What I’m seeking primarily or exclusively is ruling out something immediately bad (e.g., pulmonary embolism) and an understanding of how to feel better in the future.  What I tend to get is ruling out something that will kill me on the spot (usually) and an offer for meds – pain meds, antiseizure meds, appetite stimulant meds, psych meds, intestinal motility killing meds, antibiotic meds, anti-vertigo meds, anti-nausea meds, vasoactive meds, salt-retaining/volume expanding meds, PPI meds, histamine blocking meds.  If the thing that brought me into the doctor’s office, clinic, or ER continues after I am discharged without an explanation (and with meds that will only make my life shitty in other ways while reducing the initial symptom – e.g. narcotic pain meds), I am going to end up “presenting” elsewhere to try to get that last crucial bit…i.e. the answer about what the hell this is and a solution.  Not a pain pill, a solution.
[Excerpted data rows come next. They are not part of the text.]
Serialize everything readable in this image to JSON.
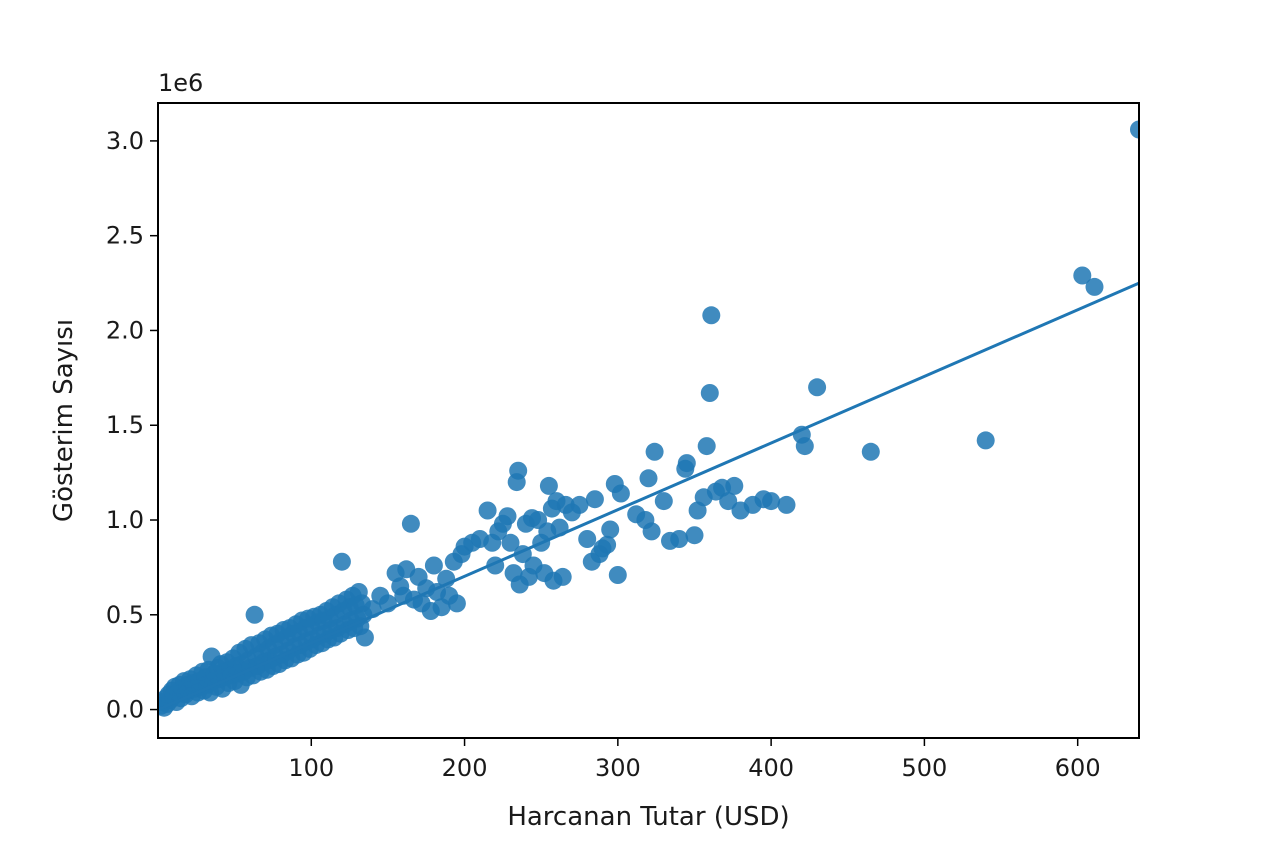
{
  "chart_data": {
    "type": "scatter",
    "title": "",
    "xlabel": "Harcanan Tutar (USD)",
    "ylabel": "Gösterim Sayısı",
    "y_offset_text": "1e6",
    "xlim": [
      0,
      640
    ],
    "ylim": [
      -150000,
      3200000
    ],
    "x_ticks": [
      100,
      200,
      300,
      400,
      500,
      600
    ],
    "x_tick_labels": [
      "100",
      "200",
      "300",
      "400",
      "500",
      "600"
    ],
    "y_ticks": [
      0,
      500000,
      1000000,
      1500000,
      2000000,
      2500000,
      3000000
    ],
    "y_tick_labels": [
      "0.0",
      "0.5",
      "1.0",
      "1.5",
      "2.0",
      "2.5",
      "3.0"
    ],
    "grid": false,
    "legend": "none",
    "colors": {
      "points": "#1f77b4",
      "regression_line": "#1f77b4",
      "axes": "#000000"
    },
    "regression_line": {
      "x": [
        0,
        640
      ],
      "y": [
        0,
        2250000
      ]
    },
    "series": [
      {
        "points": [
          [
            2,
            20000
          ],
          [
            3,
            40000
          ],
          [
            4,
            10000
          ],
          [
            5,
            60000
          ],
          [
            6,
            30000
          ],
          [
            7,
            80000
          ],
          [
            8,
            50000
          ],
          [
            9,
            100000
          ],
          [
            10,
            70000
          ],
          [
            11,
            120000
          ],
          [
            12,
            40000
          ],
          [
            13,
            90000
          ],
          [
            14,
            130000
          ],
          [
            15,
            60000
          ],
          [
            16,
            110000
          ],
          [
            17,
            150000
          ],
          [
            18,
            80000
          ],
          [
            19,
            130000
          ],
          [
            20,
            100000
          ],
          [
            21,
            160000
          ],
          [
            22,
            70000
          ],
          [
            23,
            140000
          ],
          [
            24,
            110000
          ],
          [
            25,
            180000
          ],
          [
            26,
            90000
          ],
          [
            27,
            150000
          ],
          [
            28,
            120000
          ],
          [
            29,
            200000
          ],
          [
            30,
            100000
          ],
          [
            31,
            170000
          ],
          [
            32,
            130000
          ],
          [
            33,
            210000
          ],
          [
            34,
            90000
          ],
          [
            35,
            280000
          ],
          [
            36,
            150000
          ],
          [
            37,
            190000
          ],
          [
            38,
            120000
          ],
          [
            39,
            220000
          ],
          [
            40,
            160000
          ],
          [
            41,
            240000
          ],
          [
            42,
            110000
          ],
          [
            43,
            200000
          ],
          [
            44,
            170000
          ],
          [
            45,
            250000
          ],
          [
            46,
            140000
          ],
          [
            47,
            210000
          ],
          [
            48,
            180000
          ],
          [
            49,
            270000
          ],
          [
            50,
            150000
          ],
          [
            51,
            230000
          ],
          [
            52,
            190000
          ],
          [
            53,
            300000
          ],
          [
            54,
            130000
          ],
          [
            55,
            240000
          ],
          [
            56,
            200000
          ],
          [
            57,
            320000
          ],
          [
            58,
            170000
          ],
          [
            59,
            260000
          ],
          [
            60,
            220000
          ],
          [
            61,
            340000
          ],
          [
            62,
            180000
          ],
          [
            63,
            500000
          ],
          [
            64,
            280000
          ],
          [
            65,
            230000
          ],
          [
            66,
            350000
          ],
          [
            67,
            200000
          ],
          [
            68,
            300000
          ],
          [
            69,
            250000
          ],
          [
            70,
            370000
          ],
          [
            71,
            210000
          ],
          [
            72,
            320000
          ],
          [
            73,
            260000
          ],
          [
            74,
            390000
          ],
          [
            75,
            230000
          ],
          [
            76,
            340000
          ],
          [
            77,
            280000
          ],
          [
            78,
            400000
          ],
          [
            79,
            240000
          ],
          [
            80,
            360000
          ],
          [
            81,
            290000
          ],
          [
            82,
            420000
          ],
          [
            83,
            260000
          ],
          [
            84,
            380000
          ],
          [
            85,
            310000
          ],
          [
            86,
            430000
          ],
          [
            87,
            270000
          ],
          [
            88,
            400000
          ],
          [
            89,
            330000
          ],
          [
            90,
            450000
          ],
          [
            91,
            290000
          ],
          [
            92,
            410000
          ],
          [
            93,
            340000
          ],
          [
            94,
            470000
          ],
          [
            95,
            300000
          ],
          [
            96,
            430000
          ],
          [
            97,
            360000
          ],
          [
            98,
            480000
          ],
          [
            99,
            320000
          ],
          [
            100,
            440000
          ],
          [
            101,
            370000
          ],
          [
            102,
            490000
          ],
          [
            103,
            340000
          ],
          [
            104,
            460000
          ],
          [
            105,
            390000
          ],
          [
            106,
            500000
          ],
          [
            107,
            350000
          ],
          [
            108,
            470000
          ],
          [
            109,
            400000
          ],
          [
            110,
            520000
          ],
          [
            111,
            370000
          ],
          [
            112,
            480000
          ],
          [
            113,
            420000
          ],
          [
            114,
            540000
          ],
          [
            115,
            380000
          ],
          [
            116,
            500000
          ],
          [
            117,
            430000
          ],
          [
            118,
            560000
          ],
          [
            119,
            400000
          ],
          [
            120,
            780000
          ],
          [
            121,
            520000
          ],
          [
            122,
            450000
          ],
          [
            123,
            580000
          ],
          [
            124,
            420000
          ],
          [
            125,
            540000
          ],
          [
            126,
            470000
          ],
          [
            127,
            600000
          ],
          [
            128,
            430000
          ],
          [
            129,
            550000
          ],
          [
            130,
            480000
          ],
          [
            131,
            620000
          ],
          [
            132,
            440000
          ],
          [
            133,
            560000
          ],
          [
            134,
            500000
          ],
          [
            135,
            380000
          ],
          [
            140,
            530000
          ],
          [
            145,
            600000
          ],
          [
            150,
            560000
          ],
          [
            155,
            720000
          ],
          [
            158,
            650000
          ],
          [
            160,
            600000
          ],
          [
            162,
            740000
          ],
          [
            165,
            980000
          ],
          [
            167,
            580000
          ],
          [
            170,
            700000
          ],
          [
            172,
            560000
          ],
          [
            175,
            640000
          ],
          [
            178,
            520000
          ],
          [
            180,
            760000
          ],
          [
            182,
            620000
          ],
          [
            185,
            540000
          ],
          [
            188,
            690000
          ],
          [
            190,
            600000
          ],
          [
            193,
            780000
          ],
          [
            195,
            560000
          ],
          [
            198,
            820000
          ],
          [
            200,
            860000
          ],
          [
            205,
            880000
          ],
          [
            210,
            900000
          ],
          [
            215,
            1050000
          ],
          [
            218,
            880000
          ],
          [
            220,
            760000
          ],
          [
            222,
            940000
          ],
          [
            225,
            980000
          ],
          [
            228,
            1020000
          ],
          [
            230,
            880000
          ],
          [
            232,
            720000
          ],
          [
            234,
            1200000
          ],
          [
            235,
            1260000
          ],
          [
            236,
            660000
          ],
          [
            238,
            820000
          ],
          [
            240,
            980000
          ],
          [
            242,
            700000
          ],
          [
            244,
            1010000
          ],
          [
            245,
            760000
          ],
          [
            248,
            1000000
          ],
          [
            250,
            880000
          ],
          [
            252,
            720000
          ],
          [
            254,
            940000
          ],
          [
            255,
            1180000
          ],
          [
            257,
            1060000
          ],
          [
            258,
            680000
          ],
          [
            260,
            1100000
          ],
          [
            262,
            960000
          ],
          [
            264,
            700000
          ],
          [
            266,
            1080000
          ],
          [
            270,
            1040000
          ],
          [
            275,
            1080000
          ],
          [
            280,
            900000
          ],
          [
            283,
            780000
          ],
          [
            285,
            1110000
          ],
          [
            288,
            820000
          ],
          [
            290,
            850000
          ],
          [
            293,
            870000
          ],
          [
            295,
            950000
          ],
          [
            298,
            1190000
          ],
          [
            300,
            710000
          ],
          [
            302,
            1140000
          ],
          [
            312,
            1030000
          ],
          [
            318,
            1000000
          ],
          [
            320,
            1220000
          ],
          [
            322,
            940000
          ],
          [
            324,
            1360000
          ],
          [
            330,
            1100000
          ],
          [
            334,
            890000
          ],
          [
            340,
            900000
          ],
          [
            344,
            1270000
          ],
          [
            345,
            1300000
          ],
          [
            350,
            920000
          ],
          [
            352,
            1050000
          ],
          [
            356,
            1120000
          ],
          [
            358,
            1390000
          ],
          [
            360,
            1670000
          ],
          [
            361,
            2080000
          ],
          [
            364,
            1150000
          ],
          [
            368,
            1170000
          ],
          [
            372,
            1100000
          ],
          [
            376,
            1180000
          ],
          [
            380,
            1050000
          ],
          [
            388,
            1080000
          ],
          [
            395,
            1110000
          ],
          [
            400,
            1100000
          ],
          [
            410,
            1080000
          ],
          [
            420,
            1450000
          ],
          [
            422,
            1390000
          ],
          [
            430,
            1700000
          ],
          [
            465,
            1360000
          ],
          [
            540,
            1420000
          ],
          [
            603,
            2290000
          ],
          [
            611,
            2230000
          ],
          [
            640,
            3060000
          ]
        ]
      }
    ]
  }
}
So what bugs the bejeesus out of me is that I and people like me will end up looking like the pain med seeking “doctor shoppers” because the doctors we see  don’t have the tools or the skills to more effectively treat us.  yeah, I said it.  That sounds blamey, it shouldn’t.  I fully believe my body is a confounding bastard, so I don’t blame the doctors entirely for having a hard time.  I also believe that my contextualizing of my symptoms can effectively minimize to people who aren’t me and don’t understand the context; that my doctors are not incentivized or are actively punished for including research and THINKING time as part of their diagnostic process.  But I do run into doctors who are too arrogant, too biased, or possibly too stupid to do anything more than run one (possibly inappropriate, or inappropriately done) test then push you out the door – perhaps with a script, perhaps for pain meds, stuffed into  your hands and vague if any instruction about follow up or follow through on what brought you to them in the first place.

You put that all together and you are going to end up with people who are doctor shopping because they are symptomatic.  They may get pain meds, they may take pain meds, but they are not looking for pain meds.  They are looking for answers  and I worry that a one size fits all use of this database is going to put another attitudinal obstacle in our paths – we’re busy navigating the hurdles of being labeled as a socially inappropriate attention seeker only to be thrown into the pit of criminally inappropriate drug seeker.  And that troubles me.